HISTORY OF SIAM IN 1688, by S.J. Marcel Le Blanc, translated and edited by Michael Smithies. Chiang Mai: Silkworm Books, 2004, 212 pp., 625 baht (paper).

This volume is the most recent in the "Treasures from the Past" series published by Silkworm Books Co., a series that deserves credit for bringing to life many episodes of Southeast Asian history -- especially 17th-century Siam (now known as Thailand). Michael Smithies has done an important service for the English-speaking readership -- translating the original texts (generally in French), which themselves are difficult to find.

S.J. Marcel Le Blanc's testimony is particularly interesting and valuable, as he happened to be an eyewitness to the cataclysmic events of the 1688 Revolution in Siam and its aftermath. As a Jesuit invited by King Narai to promote the study of mathematics and astrology, he, of course, sees through Jesuit lenses, but was not so much directly involved in the unfolding of the drama as some of his colleagues were.

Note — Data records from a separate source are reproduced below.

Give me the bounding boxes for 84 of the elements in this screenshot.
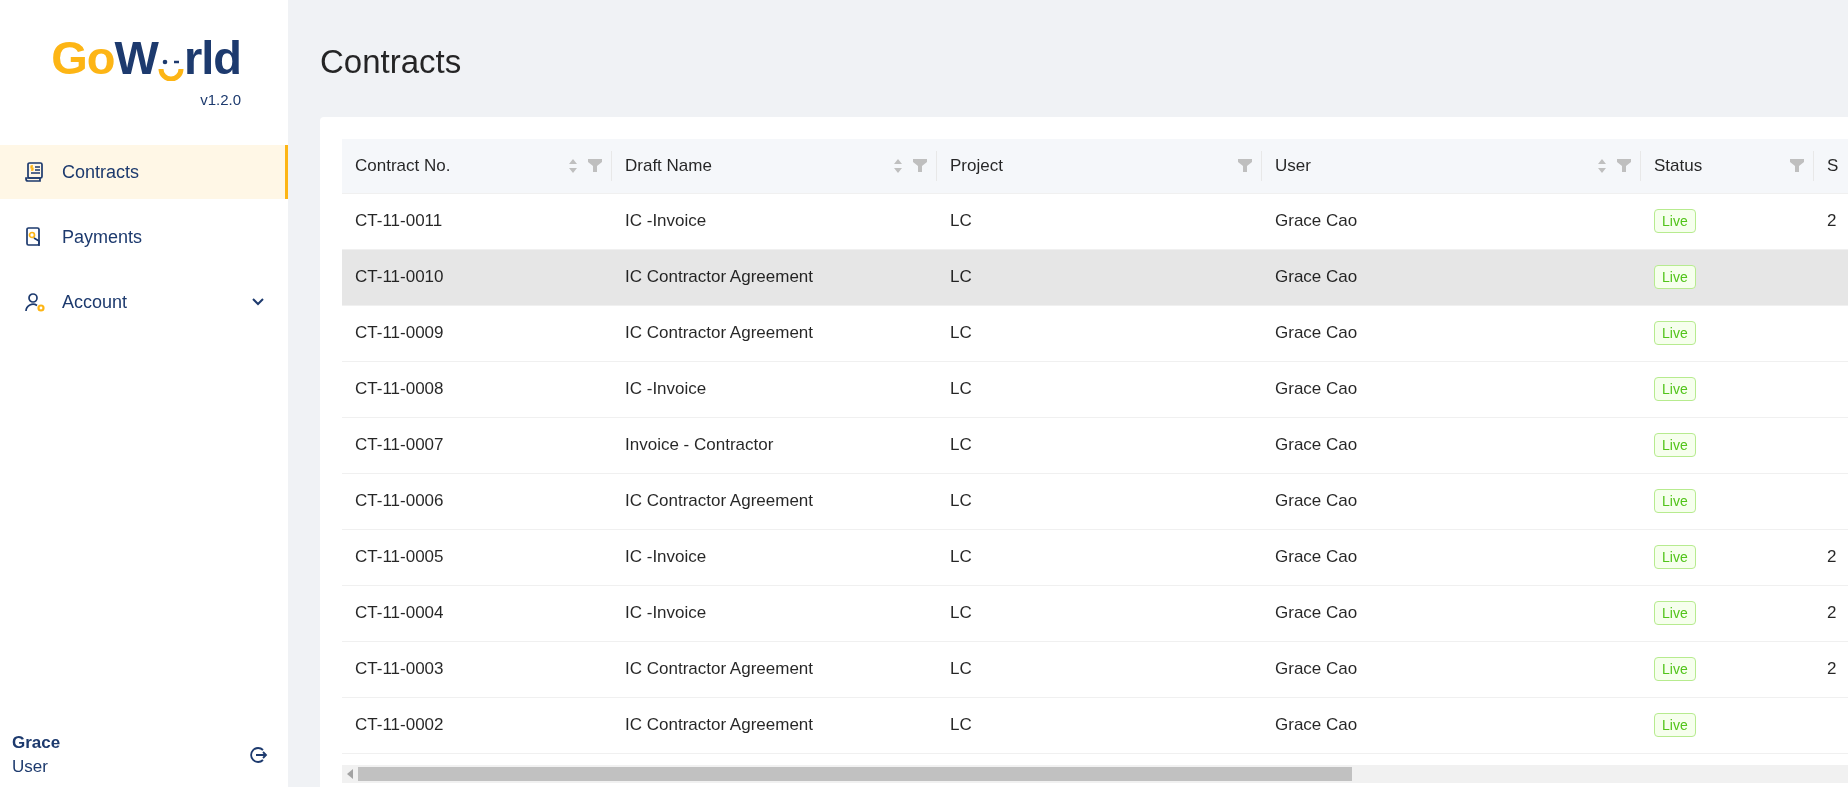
page-title: Contracts xyxy=(320,42,463,82)
table-cell: CT-11-0008 xyxy=(355,379,444,400)
sort-icon[interactable] xyxy=(568,157,578,174)
table-cell: LC xyxy=(950,715,972,736)
table-cell: LC xyxy=(950,659,972,680)
column-header[interactable]: Project xyxy=(950,155,1003,176)
table-cell: Grace Cao xyxy=(1275,603,1358,624)
table-cell: LC xyxy=(950,547,972,568)
status-tag: Live xyxy=(1654,713,1696,738)
table-cell: IC Contractor Agreement xyxy=(625,323,814,344)
status-tag: Live xyxy=(1654,321,1696,346)
table-cell: IC Contractor Agreement xyxy=(625,267,814,288)
table-cell: Grace Cao xyxy=(1275,435,1358,456)
table-cell: 2 xyxy=(1827,659,1837,680)
table-cell: LC xyxy=(950,491,972,512)
status-tag: Live xyxy=(1654,209,1696,234)
logout-icon[interactable] xyxy=(248,745,268,765)
filter-icon[interactable] xyxy=(588,159,602,173)
table-cell: LC xyxy=(950,323,972,344)
table-row[interactable]: CT-11-0010 IC Contractor Agreement LC Grace Cao Live xyxy=(342,249,1848,306)
table-cell: IC -Invoice xyxy=(625,603,707,624)
table-cell: LC xyxy=(950,211,972,232)
column-header[interactable]: User xyxy=(1275,155,1311,176)
status-tag: Live xyxy=(1654,377,1696,402)
column-header[interactable]: Contract No. xyxy=(355,155,451,176)
table-cell: 2 xyxy=(1827,211,1837,232)
table-cell: CT-11-0002 xyxy=(355,715,444,736)
table-cell: CT-11-0004 xyxy=(355,603,444,624)
table-cell: IC -Invoice xyxy=(625,379,707,400)
table-cell: CT-11-0010 xyxy=(355,267,444,288)
sidebar-item[interactable]: Account xyxy=(0,275,288,329)
user-role: User xyxy=(12,757,49,777)
table-cell: CT-11-0011 xyxy=(355,211,443,232)
table-cell: LC xyxy=(950,603,972,624)
status-tag: Live xyxy=(1654,601,1696,626)
table-cell: 2 xyxy=(1827,547,1837,568)
table-cell: 2 xyxy=(1827,603,1837,624)
status-tag: Live xyxy=(1654,489,1696,514)
table-cell: IC -Invoice xyxy=(625,211,707,232)
table-cell: Grace Cao xyxy=(1275,715,1358,736)
filter-icon[interactable] xyxy=(913,159,927,173)
table-cell: Invoice - Contractor xyxy=(625,435,774,456)
table-cell: Grace Cao xyxy=(1275,659,1358,680)
user-name: Grace xyxy=(12,733,62,753)
chevron-icon[interactable] xyxy=(251,297,265,307)
table-cell: LC xyxy=(950,267,972,288)
column-header[interactable]: S xyxy=(1827,155,1839,176)
status-tag: Live xyxy=(1654,657,1696,682)
table-cell: Grace Cao xyxy=(1275,323,1358,344)
filter-icon[interactable] xyxy=(1790,159,1804,173)
table-cell: Grace Cao xyxy=(1275,267,1358,288)
table-cell: IC -Invoice xyxy=(625,547,707,568)
horizontal-scrollbar[interactable] xyxy=(342,765,1848,783)
sort-icon[interactable] xyxy=(893,157,903,174)
status-tag: Live xyxy=(1654,265,1696,290)
table-cell: IC Contractor Agreement xyxy=(625,491,814,512)
user-gear-icon xyxy=(24,291,46,313)
scrollbar-thumb[interactable] xyxy=(358,767,1352,781)
sort-icon[interactable] xyxy=(1597,157,1607,174)
version-label: v1.2.0 xyxy=(200,91,241,108)
table-cell: LC xyxy=(950,379,972,400)
sidebar-item[interactable]: Contracts xyxy=(0,145,288,199)
table-cell: CT-11-0007 xyxy=(355,435,444,456)
table-cell: CT-11-0006 xyxy=(355,491,444,512)
table-cell: IC Contractor Agreement xyxy=(625,659,814,680)
table-cell: Grace Cao xyxy=(1275,491,1358,512)
status-tag: Live xyxy=(1654,545,1696,570)
table-cell: Grace Cao xyxy=(1275,379,1358,400)
logo: GoW rld xyxy=(51,34,241,81)
sidebar-item[interactable]: Payments xyxy=(0,210,288,264)
document-icon xyxy=(24,161,46,183)
table-cell: IC Contractor Agreement xyxy=(625,715,814,736)
table-cell: Grace Cao xyxy=(1275,547,1358,568)
status-tag: Live xyxy=(1654,433,1696,458)
filter-icon[interactable] xyxy=(1238,159,1252,173)
filter-icon[interactable] xyxy=(1617,159,1631,173)
table-cell: CT-11-0009 xyxy=(355,323,444,344)
column-header[interactable]: Status xyxy=(1654,155,1703,176)
table-cell: LC xyxy=(950,435,972,456)
column-header[interactable]: Draft Name xyxy=(625,155,712,176)
scroll-left-icon[interactable] xyxy=(346,769,354,779)
table-cell: Grace Cao xyxy=(1275,211,1358,232)
table-cell: CT-11-0003 xyxy=(355,659,444,680)
table-cell: CT-11-0005 xyxy=(355,547,444,568)
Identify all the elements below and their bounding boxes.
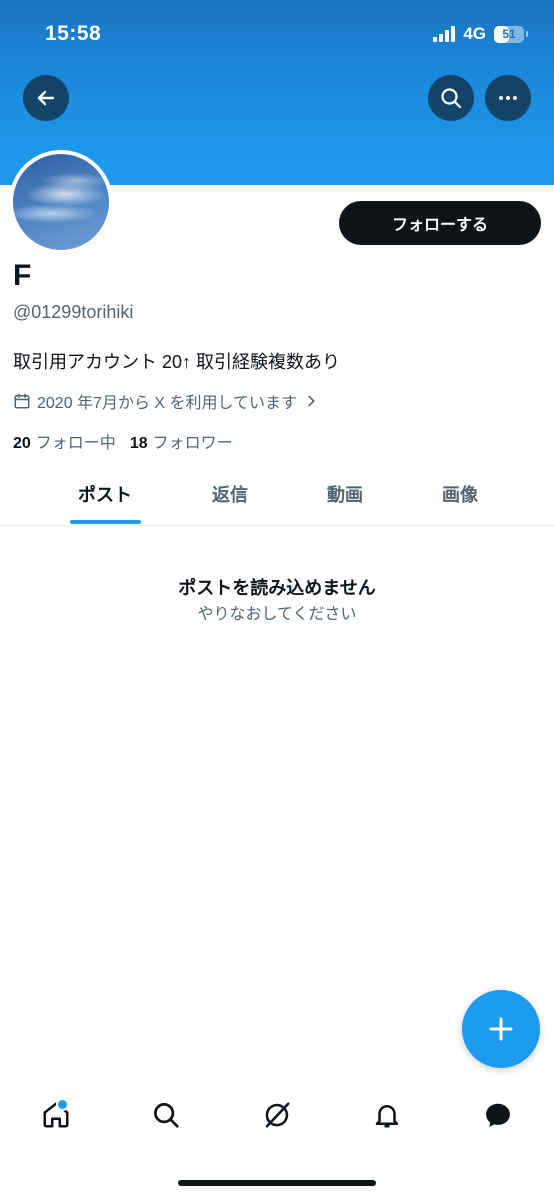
- followers-count: 18: [129, 435, 148, 452]
- signal-icon: [433, 26, 456, 42]
- network-type: 4G: [463, 24, 486, 43]
- chevron-right-icon: [308, 395, 315, 407]
- search-button[interactable]: [428, 75, 474, 121]
- active-tab-indicator: [70, 520, 141, 524]
- nav-messages[interactable]: [478, 1095, 518, 1135]
- battery-percent: 51: [502, 27, 516, 41]
- following-count: 20: [13, 435, 31, 452]
- bio: 取引用アカウント 20↑ 取引経験複数あり: [13, 352, 341, 372]
- battery-icon: 51: [494, 25, 524, 43]
- display-name: F: [13, 259, 32, 292]
- plus-icon: [489, 1017, 513, 1041]
- joined-date[interactable]: 2020 年7月から X を利用しています: [13, 389, 319, 413]
- empty-state-title: ポストを読み込めません: [178, 578, 376, 598]
- nav-grok[interactable]: [257, 1095, 297, 1135]
- status-time: 15:58: [45, 22, 102, 45]
- status-indicators: 4G 51: [433, 24, 528, 44]
- bottom-nav: [0, 1085, 554, 1145]
- grok-icon: [265, 1102, 290, 1128]
- nav-search[interactable]: [146, 1095, 186, 1135]
- tab-replies[interactable]: 返信: [212, 481, 248, 507]
- tab-images[interactable]: 画像: [442, 481, 478, 507]
- nav-home[interactable]: [36, 1095, 76, 1135]
- battery-tip: [526, 31, 528, 37]
- calendar-icon: [14, 393, 30, 409]
- profile-tabs: ポスト 返信 動画 画像: [0, 465, 554, 526]
- handle: @01299torihiki: [13, 302, 134, 322]
- following-label: フォロー中: [35, 435, 116, 452]
- search-icon: [441, 88, 462, 109]
- empty-state-subtitle[interactable]: やりなおしてください: [0, 600, 554, 624]
- messages-icon: [486, 1103, 510, 1127]
- more-button[interactable]: [485, 75, 531, 121]
- home-indicator[interactable]: [178, 1180, 376, 1186]
- followers-label: フォロワー: [152, 435, 233, 452]
- follow-button[interactable]: フォローする: [339, 201, 541, 245]
- back-button[interactable]: [23, 75, 69, 121]
- search-icon: [154, 1103, 179, 1128]
- bell-icon: [375, 1105, 399, 1128]
- nav-notifications[interactable]: [367, 1095, 407, 1135]
- avatar[interactable]: [9, 150, 113, 254]
- arrow-left-icon: [37, 90, 55, 106]
- tab-posts[interactable]: ポスト: [78, 481, 132, 507]
- following-link[interactable]: 20 フォロー中: [13, 429, 116, 453]
- compose-button[interactable]: [462, 990, 540, 1068]
- more-horizontal-icon: [499, 96, 517, 100]
- follow-counts: 20 フォロー中 18 フォロワー: [13, 429, 233, 453]
- followers-link[interactable]: 18 フォロワー: [130, 429, 233, 453]
- notification-dot: [56, 1098, 69, 1111]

The back cover of this edition questions Le Blanc's impartiality: It objects to his expression of horror at the overthrow of King Narai and finds Le Blanc nurturing some contempt regarding the other group of Catholics in Siam at the time, namely the French missionaries. Nevertheless, at the end, it recognizes that Le Blanc's narrative is an "important historical document."